Access to both the set of general geometry objects and any
export-specific representation is available for access in order to
implement validation checks. Thus, in GGD the source of geometry
information for any ``world'' is the Python builder modules and the
end-user configuration files.
\subsection{Problems with CAD}
It is not unusual for an experiment at some point to consider
integrating CAD to their geometry information management system. CAD
provides far better authoring and visualization methods than most HEP
geometry software. It is typical that a CAD model for an experiment's
detectors or beamline must be produced for engineering purposes and it
is natural to want to leverage that information. However, there are
several major drawbacks to this approach.

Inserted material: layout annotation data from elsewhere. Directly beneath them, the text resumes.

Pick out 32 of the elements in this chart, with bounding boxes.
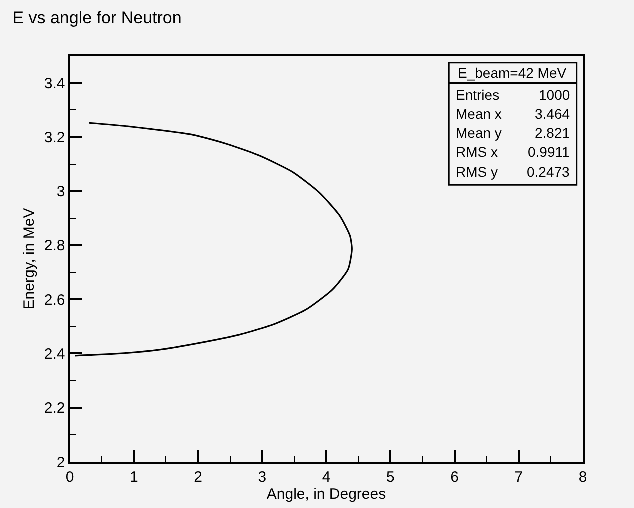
annotation: RMS y [456, 164, 498, 180]
annotation: 0.2473 [527, 164, 570, 180]
y-tick-label: 2.4 [44, 346, 66, 363]
x-tick-label: 4 [322, 468, 331, 486]
y-tick-label: 2.2 [44, 400, 66, 418]
y-tick-label: 3.4 [44, 75, 66, 92]
x-axis-title: Angle, in Degrees [266, 486, 386, 503]
x-tick-label: 5 [386, 468, 395, 486]
x-tick-label: 0 [66, 468, 74, 486]
x-tick-label: 1 [130, 468, 138, 486]
annotation: 3.464 [535, 106, 570, 122]
x-tick-label: 3 [258, 468, 267, 486]
y-tick-label: 3.2 [44, 129, 66, 146]
annotation: Entries [456, 87, 500, 103]
annotation: Mean x [456, 106, 502, 122]
annotation: Mean y [456, 125, 502, 141]
x-tick-label: 2 [194, 468, 202, 486]
x-tick-label: 8 [578, 468, 588, 486]
y-axis-title: Energy, in MeV [21, 208, 38, 310]
annotation: 1000 [539, 87, 570, 103]
y-tick-label: 2.8 [44, 238, 66, 255]
line-series [74, 122, 353, 357]
annotation: RMS x [456, 144, 498, 160]
annotation: 0.9911 [528, 144, 570, 160]
y-tick-label: 3 [56, 184, 66, 201]
x-tick-label: 7 [514, 468, 524, 486]
annotation: 2.821 [535, 125, 570, 141]
annotation: E_beam=42 MeV [458, 65, 568, 81]
x-tick-label: 6 [450, 468, 459, 486]
y-tick-label: 2.6 [44, 292, 66, 309]
chart-title: E vs angle for Neutron [12, 8, 182, 28]
y-tick-label: 2 [56, 454, 66, 472]
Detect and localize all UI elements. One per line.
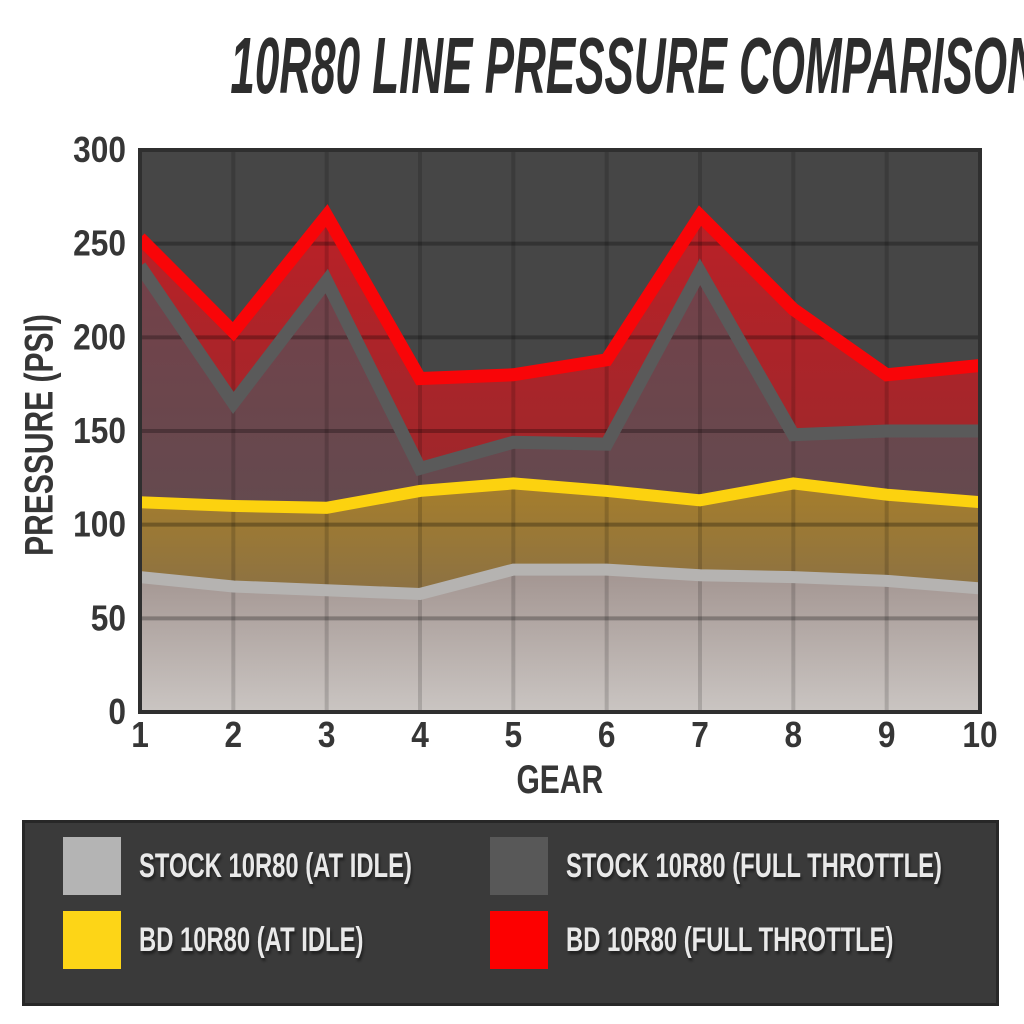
legend-item: STOCK 10R80 (AT IDLE) [63,837,490,895]
legend-label: BD 10R80 (AT IDLE) [139,920,364,959]
legend-item: BD 10R80 (AT IDLE) [63,911,490,969]
legend-swatch [63,911,121,969]
y-tick-label: 200 [73,317,126,357]
legend-swatch [63,837,121,895]
x-tick-label: 2 [225,715,243,755]
line-bd-idle [140,477,980,514]
area-stock-full-throttle [140,266,980,508]
legend-row: STOCK 10R80 (AT IDLE) STOCK 10R80 (FULL T… [63,837,996,895]
legend-label: STOCK 10R80 (AT IDLE) [139,846,412,885]
y-tick-label: 0 [108,692,126,732]
legend-swatch [490,837,548,895]
x-axis-title: GEAR [140,758,980,803]
legend-item: STOCK 10R80 (FULL THROTTLE) [490,837,1024,895]
x-tick-label: 4 [411,715,429,755]
x-tick-label: 8 [785,715,803,755]
x-tick-label: 5 [505,715,523,755]
y-axis-title-text: PRESSURE (PSI) [17,314,62,556]
y-tick-label: 100 [73,505,126,545]
area-bd-full-throttle [140,215,980,469]
x-axis-title-text: GEAR [516,758,604,802]
gridlines [140,150,980,712]
y-tick-label: 250 [73,224,126,264]
chart-legend: STOCK 10R80 (AT IDLE) STOCK 10R80 (FULL T… [22,820,999,1006]
legend-label: STOCK 10R80 (FULL THROTTLE) [566,846,942,885]
y-tick-label: 50 [91,598,126,638]
area-stock-idle [140,569,980,712]
y-tick-label: 300 [73,130,126,170]
line-stock-idle [140,563,980,601]
x-tick-label: 3 [318,715,336,755]
legend-row: BD 10R80 (AT IDLE) BD 10R80 (FULL THROTTL… [63,911,996,969]
x-tick-label: 10 [962,715,997,755]
legend-swatch [490,911,548,969]
x-tick-label: 6 [598,715,616,755]
line-stock-full-throttle [140,258,980,477]
plot-border [138,148,982,714]
tick-labels: 0 50 100 150 200 250 300 1 2 3 4 5 6 7 8 9 10 [73,130,997,755]
x-tick-label: 1 [131,715,149,755]
x-tick-label: 9 [878,715,896,755]
area-bd-idle [140,483,980,594]
legend-label: BD 10R80 (FULL THROTTLE) [566,920,894,959]
legend-item: BD 10R80 (FULL THROTTLE) [490,911,1024,969]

CAD models sufficient for engineering purposes typically contain
excessive levels of information for HEP offline software purposes.
Applied to a tracking simulation this leads to an explosion in the
number of objects that must be queried on each step of the particle's
trajectory. It leads to large memory and CPU requirements with
minimal or incremental improvements in the quality of the simulation
or reconstruction results.
Use of CAD usually requires expensive, proprietary software with
significant expertise required to use. This limits which individuals can
effectively work on the geometry and tends to lock in the success of
the experiment to one vendor's offering. It is typical for the geometry
description to require modification over a significant portion of the
experiment's lifetime and these limitations are not acceptable.
Finally, the use of a CSG model is uncommon in CAD. Instead a
surface-oriented description is used. For its use in Geant4, a CSG
model is required. Converting from surfaces to CSG is very
challenging particularly if the CAD user has not attempted to follow
the CSG model in effect, if not in deed.
There is, however, potential in using CAD with HEP geometries. This
is being explored in GGD in the production of OpenInventor files which
can be loaded into FreeCAD, a Free Software CAD application. While
FreeCAD can currently view an OpenInventor CSG representation it can
not be used to produce them. However, FreeCAD is extensible to new
representation types. With effort, it may be extended to produce and
operate on a suite of novel CSG objects which follow a schema
similarly to that required by Geant4.
\subsection{Opportunity for improvement}
The ``tower of babel'' situation should be addressed by putting effort
in to following areas:
\begin{itemize}
\item Form a small working group from geometry system experts to
develop a formal data schema to describe the CSG objects that make
up a general geometry system. This schema should be independent
from any specific implementation but be consistent with major
existing applications (specifically Geant4 and ROOT). The schema
should be presented in a generic format but made available in a form
that can be directly consumed (eg, JSON or XML) by software.
\item A general, transient data model for use in major programming
languages (at least C++ and Python) should be developed which
follows this schema. Independent and modular libraries that can
convert between this data model and existing ones (GDML, ROOT)
should be developed. One possibility is to further develop VGM in
this direction.
\item Develop a general purpose geometry authoring system that can
produce objects in this transient data model.